Her alarm went off next. “Shit.”
“You seem to be saying that a lot.”
“Yes, well, we’re in it pretty deep now. Too deep. I don’t know how much pressure these suits can take. They’re made for space, not deep diving, or even for being too deep underground apparently.” She called up the gauge in the helmet display. “We’re going to run the power down really fast like this too. Where’s the bottom of this fucking thing?”
She couldn’t look down due to the way Altin was wrapped around her now, rather like a starfish on a rock, but he could see. He tilted his head as far as he could and directed the light down. Still nothing.
They fell for another six minutes.
“They’re all going to be dead,” she said after a while.
“We still have to try.”
They found the bottom a few minutes after that. They came to rest as gently as the spell name Altin had given to the prism’s effect implied, like leaves falling. The descent ended so gently and uneventfully it seemed the pinnacle of anticlimax after the near disaster high above.
Still, they were down.
Altin let go of Orli, who set the prism back to Earth normal again. He looked about them, shining his light around, turned full circle, with only the cliff face along which they had descended sending any of the light back. The rest was utter darkness, as if they’d found themselves at the
very core of nothingness.
“It should be here,” he said.
“What should?”
“Something. I should see something. Over there somewhere.” He pointed for a moment then switched off his light. “Turn that off,” he said. “And dim these lights on our controls if you can.”
She quickly obliged, and both of them peered into the darkness, only the sound of their breathing disturbing the absolute nature of the emptiness.

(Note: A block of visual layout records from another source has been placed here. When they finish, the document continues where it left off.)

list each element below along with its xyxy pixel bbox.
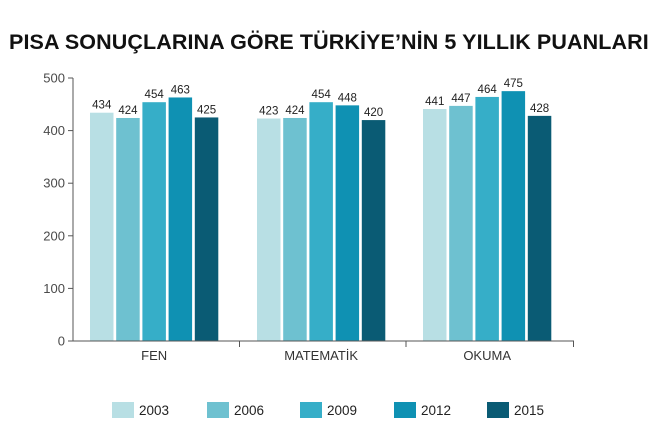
bar-2009-2 bbox=[475, 96, 499, 341]
data-label: 454 bbox=[312, 89, 332, 101]
legend: 2003 2006 2009 2012 2015 bbox=[112, 402, 544, 418]
bar-2009-1 bbox=[309, 102, 333, 341]
y-axis: 0 100 200 300 400 500 bbox=[43, 71, 74, 349]
bar-2012-2 bbox=[501, 91, 526, 342]
bar-2006-0 bbox=[116, 117, 140, 341]
y-tick-label: 300 bbox=[43, 176, 65, 191]
bar-2003-1 bbox=[257, 118, 281, 341]
y-tick-label: 0 bbox=[58, 334, 65, 349]
bar-2006-1 bbox=[283, 117, 307, 341]
bars-group bbox=[90, 91, 552, 342]
x-category-label: FEN bbox=[141, 348, 167, 363]
legend-label: 2003 bbox=[139, 403, 169, 418]
chart-title: PISA SONUÇLARINA GÖRE TÜRKİYE’NİN 5 YILL… bbox=[9, 30, 649, 54]
bar-2003-2 bbox=[423, 109, 447, 341]
legend-swatch-2012 bbox=[394, 402, 416, 418]
legend-swatch-2015 bbox=[487, 402, 509, 418]
y-tick-label: 500 bbox=[43, 71, 65, 86]
data-label: 424 bbox=[118, 105, 138, 117]
data-label: 423 bbox=[259, 106, 278, 118]
data-label: 424 bbox=[285, 105, 305, 117]
legend-label: 2015 bbox=[514, 403, 544, 418]
data-label: 448 bbox=[338, 92, 357, 104]
data-label: 463 bbox=[171, 84, 190, 96]
x-category-label: MATEMATİK bbox=[284, 348, 358, 363]
bar-2015-0 bbox=[194, 117, 219, 341]
x-category-label: OKUMA bbox=[463, 348, 511, 363]
bar-2012-1 bbox=[335, 105, 360, 342]
y-tick-label: 100 bbox=[43, 281, 65, 296]
data-label: 425 bbox=[197, 104, 216, 116]
data-label: 434 bbox=[92, 100, 112, 112]
data-label: 454 bbox=[145, 89, 165, 101]
bar-2003-0 bbox=[90, 112, 114, 341]
bar-2006-2 bbox=[449, 105, 473, 342]
data-label: 428 bbox=[530, 103, 549, 115]
legend-swatch-2003 bbox=[112, 402, 134, 418]
legend-label: 2012 bbox=[421, 403, 451, 418]
y-tick-label: 400 bbox=[43, 123, 65, 138]
bar-2015-1 bbox=[361, 120, 386, 341]
data-labels-group: 434 424 454 463 425 423 424 454 448 420 441 447 464 4… bbox=[92, 78, 549, 119]
data-label: 420 bbox=[364, 107, 383, 119]
bar-2012-0 bbox=[168, 97, 193, 341]
legend-swatch-2006 bbox=[207, 402, 229, 418]
data-label: 464 bbox=[478, 84, 498, 96]
data-label: 475 bbox=[504, 78, 523, 90]
data-label: 441 bbox=[425, 96, 444, 108]
bar-2009-0 bbox=[142, 102, 166, 341]
bar-2015-2 bbox=[527, 115, 552, 341]
legend-swatch-2009 bbox=[300, 402, 322, 418]
y-tick-label: 200 bbox=[43, 228, 65, 243]
x-axis: FEN MATEMATİK OKUMA bbox=[73, 340, 574, 363]
data-label: 447 bbox=[451, 93, 470, 105]
legend-label: 2006 bbox=[234, 403, 264, 418]
legend-label: 2009 bbox=[327, 403, 357, 418]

“There,” he said after what felt a very long time. “Look.”
“Where? I can’t see where there is.” It was true that they were completely in the dark.
He groped for her and found her shoulder, then turned her to face where he was looking. Then she saw it too. A tiny green light, like a pinhole in a black curtain, a glowing dust mote seen from a thousand steps away.

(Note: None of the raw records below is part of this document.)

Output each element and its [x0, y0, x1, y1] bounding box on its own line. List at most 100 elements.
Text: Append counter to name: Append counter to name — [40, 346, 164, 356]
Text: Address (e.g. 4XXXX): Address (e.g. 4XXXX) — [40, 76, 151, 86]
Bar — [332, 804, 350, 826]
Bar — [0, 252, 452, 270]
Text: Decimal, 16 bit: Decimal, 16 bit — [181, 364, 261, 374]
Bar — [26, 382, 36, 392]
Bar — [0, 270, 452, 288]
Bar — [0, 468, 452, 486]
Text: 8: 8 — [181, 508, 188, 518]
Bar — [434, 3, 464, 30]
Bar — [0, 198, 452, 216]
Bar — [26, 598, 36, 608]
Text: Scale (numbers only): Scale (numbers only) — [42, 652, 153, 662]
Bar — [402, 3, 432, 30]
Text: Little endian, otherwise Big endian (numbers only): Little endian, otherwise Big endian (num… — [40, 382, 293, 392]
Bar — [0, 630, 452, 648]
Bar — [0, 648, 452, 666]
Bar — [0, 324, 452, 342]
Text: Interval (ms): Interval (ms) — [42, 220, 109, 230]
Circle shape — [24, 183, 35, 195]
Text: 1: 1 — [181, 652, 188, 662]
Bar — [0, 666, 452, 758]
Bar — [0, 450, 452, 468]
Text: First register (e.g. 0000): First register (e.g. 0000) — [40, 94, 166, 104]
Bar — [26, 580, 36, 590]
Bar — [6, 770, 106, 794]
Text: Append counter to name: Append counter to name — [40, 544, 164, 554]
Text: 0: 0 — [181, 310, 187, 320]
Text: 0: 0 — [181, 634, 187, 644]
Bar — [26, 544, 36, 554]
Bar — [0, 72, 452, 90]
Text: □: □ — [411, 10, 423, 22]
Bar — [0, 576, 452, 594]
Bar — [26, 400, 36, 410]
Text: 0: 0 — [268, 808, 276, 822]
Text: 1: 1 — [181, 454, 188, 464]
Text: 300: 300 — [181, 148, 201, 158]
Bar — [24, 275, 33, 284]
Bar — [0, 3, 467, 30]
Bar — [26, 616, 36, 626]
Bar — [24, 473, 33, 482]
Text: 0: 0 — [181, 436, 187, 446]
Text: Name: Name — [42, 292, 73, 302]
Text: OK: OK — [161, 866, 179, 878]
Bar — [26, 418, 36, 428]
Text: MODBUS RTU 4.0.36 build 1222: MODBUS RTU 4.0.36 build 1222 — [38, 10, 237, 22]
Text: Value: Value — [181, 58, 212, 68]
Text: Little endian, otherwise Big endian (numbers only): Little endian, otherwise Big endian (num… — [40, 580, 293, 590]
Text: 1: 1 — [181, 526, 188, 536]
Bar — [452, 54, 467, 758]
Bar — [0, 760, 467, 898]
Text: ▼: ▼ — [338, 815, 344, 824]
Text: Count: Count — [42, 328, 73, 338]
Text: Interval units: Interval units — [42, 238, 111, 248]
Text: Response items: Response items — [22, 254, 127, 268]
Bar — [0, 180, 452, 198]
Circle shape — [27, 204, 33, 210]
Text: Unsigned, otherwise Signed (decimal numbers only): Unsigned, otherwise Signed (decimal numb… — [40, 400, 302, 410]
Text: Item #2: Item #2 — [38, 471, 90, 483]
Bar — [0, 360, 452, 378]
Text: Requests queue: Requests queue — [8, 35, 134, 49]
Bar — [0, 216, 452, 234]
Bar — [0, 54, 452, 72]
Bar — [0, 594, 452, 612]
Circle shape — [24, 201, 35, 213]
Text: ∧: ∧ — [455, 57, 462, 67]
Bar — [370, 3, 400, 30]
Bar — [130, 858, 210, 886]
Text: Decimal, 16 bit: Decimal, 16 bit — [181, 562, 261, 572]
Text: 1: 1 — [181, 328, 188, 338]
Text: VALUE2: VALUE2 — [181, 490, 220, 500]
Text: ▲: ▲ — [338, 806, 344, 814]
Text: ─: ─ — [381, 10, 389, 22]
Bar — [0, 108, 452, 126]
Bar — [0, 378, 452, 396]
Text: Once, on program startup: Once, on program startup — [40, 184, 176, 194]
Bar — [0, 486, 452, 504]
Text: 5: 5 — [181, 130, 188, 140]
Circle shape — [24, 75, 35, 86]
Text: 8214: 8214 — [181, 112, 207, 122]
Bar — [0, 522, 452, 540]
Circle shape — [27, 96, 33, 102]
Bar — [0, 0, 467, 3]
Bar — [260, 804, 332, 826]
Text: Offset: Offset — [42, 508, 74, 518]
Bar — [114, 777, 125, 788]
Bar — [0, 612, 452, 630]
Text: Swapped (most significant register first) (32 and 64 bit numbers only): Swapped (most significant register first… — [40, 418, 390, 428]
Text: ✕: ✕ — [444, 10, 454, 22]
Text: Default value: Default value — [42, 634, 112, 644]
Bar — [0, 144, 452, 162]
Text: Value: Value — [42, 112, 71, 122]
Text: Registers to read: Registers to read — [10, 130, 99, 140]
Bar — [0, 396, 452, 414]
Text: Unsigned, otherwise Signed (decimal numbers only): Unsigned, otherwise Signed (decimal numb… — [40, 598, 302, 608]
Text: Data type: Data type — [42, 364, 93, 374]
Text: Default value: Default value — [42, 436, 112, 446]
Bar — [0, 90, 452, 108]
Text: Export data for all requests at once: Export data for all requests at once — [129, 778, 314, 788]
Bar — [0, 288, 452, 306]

“Come on. That’s him. It has to be,” he said. They clicked their lights back on and soon were running toward the tiny spec of light as fast as the space suits would allow.
They covered the distance in no time and soon found a small opening, barely as high as Orli’s knees and about three paces wide. “This is very similar to how it was before, on Blue Fire,” Altin announced. “But will we fit?” He eyeballed the square block of her suit back in tandem with contemplating the narrowness of the entry.
“Lying flat, maybe,” she said. “We won’t be able to crawl.”
“Won’t be able to get out in a hurry either,” he said. But even as he spoke, he was getting down onto the ground, preparing to slide in.
“Let me go first,” she said, drawing her blaster from where it was strapped to her leg. “You can’t do magic in that thing, remember?”
He cringed. He didn’t want her going in first. But he knew that she was right. He was helpless if anything went wrong. It occurred to him that this was what life must be like living as a blank. So vulnerable. “Harpy spit,” he swore. He couldn’t stop the instinct that made him reach out and pull her back. “I can take that,” he said, his eyes sliding to her gun.
“Oh, stop it,” she said. “I’m bad enough with it as it is, and we’ve come too far for this right now.” She yanked free of him and got down on her hands and knees, bent down and peered through the opening. “It’s about ten feet to the other end. I don’t see anything moving in there. And at least there’s light.”